There is no fixed income and there is no social security for small farmers and landless rural as well as self-employed workers in Nicaragua. While the country's 'informal sector' and exports of agricultural products are the main pillars of the economy, rural coffee plantations often fail to pay the legal minimum wage and many street vendors are driven from their stalls.
Solidar supports the efforts of two labour unions, the Association of Rural Workers (ATC) and the Confederation of Self-Employed Workers (CTCP), to improve working and living conditions.
Together with Solidar, ATC has provided legal training to rural workers. Ten advice bureau across the country provide legal advice to more than 20,000 people each year. Annualy ATC laywers accompany over 2,000 legal actions with a success rate of over eighty percent.
Moreover, in a dialogue with the Ministry of Labour and with the private sector, ATC also campaigns for increased minimum wages, compliance with labour rights and better childcare facilities in plantations.
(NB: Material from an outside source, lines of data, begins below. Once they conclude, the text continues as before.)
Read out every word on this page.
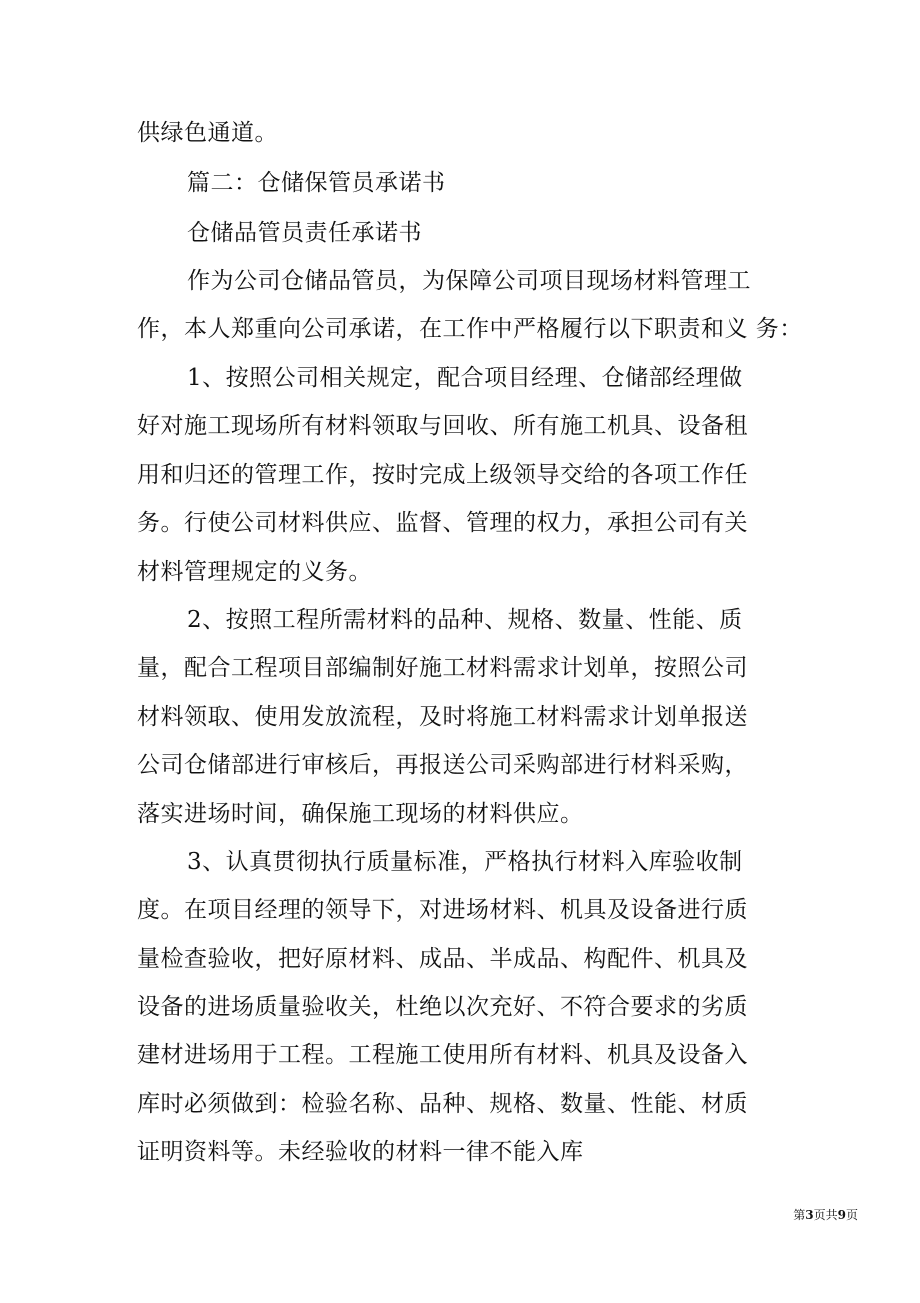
供绿色通道。
篇二：仓储保管员承诺书
仓储品管员责任承诺书
作为公司仓储品管员，为保障公司项目现场材料管理工
作，本人郑重向公司承诺，在工作中严格履行以下职责和义 务：
1、按照公司相关规定，配合项目经理、仓储部经理做
好对施工现场所有材料领取与回收、所有施工机具、设备租
用和归还的管理工作，按时完成上级领导交给的各项工作任
务。行使公司材料供应、监督、管理的权力，承担公司有关
材料管理规定的义务。
2、按照工程所需材料的品种、规格、数量、性能、质
量，配合工程项目部编制好施工材料需求计划单，按照公司
材料领取、使用发放流程，及时将施工材料需求计划单报送
公司仓储部进行审核后，再报送公司采购部进行材料采购，
落实进场时间，确保施工现场的材料供应。
3、认真贯彻执行质量标准，严格执行材料入库验收制
度。在项目经理的领导下，对进场材料、机具及设备进行质
量检查验收，把好原材料、成品、半成品、构配件、机具及
设备的进场质量验收关，杜绝以次充好、不符合要求的劣质
建材进场用于工程。工程施工使用所有材料、机具及设备入
库时必须做到：检验名称、品种、规格、数量、性能、材质
证明资料等。未经验收的材料一律不能入库
第3页共9页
ATC trains reporters and produces radio programmes that expose breaches of labour legislation. Since 2013, Solidar has also provided funding for the training of rural workers since employers are often willing to pay better wages for higher-skilled labour.
CTCP campaigns for the introduction of social security for self-employed workers. In the capital city of Managua, CTCP has made possible the construction of sanitary facilities near street stalls and has obtained licenses for a small market.
In their daily engagements, CTCP activists have come to experience previously unknown social recognition. Because they have a positive impact on the security and running of frequently chaotic bus stations, markets and road intersections, they are valued by authorities and the wider public alike as contact persons for any problems or complaints.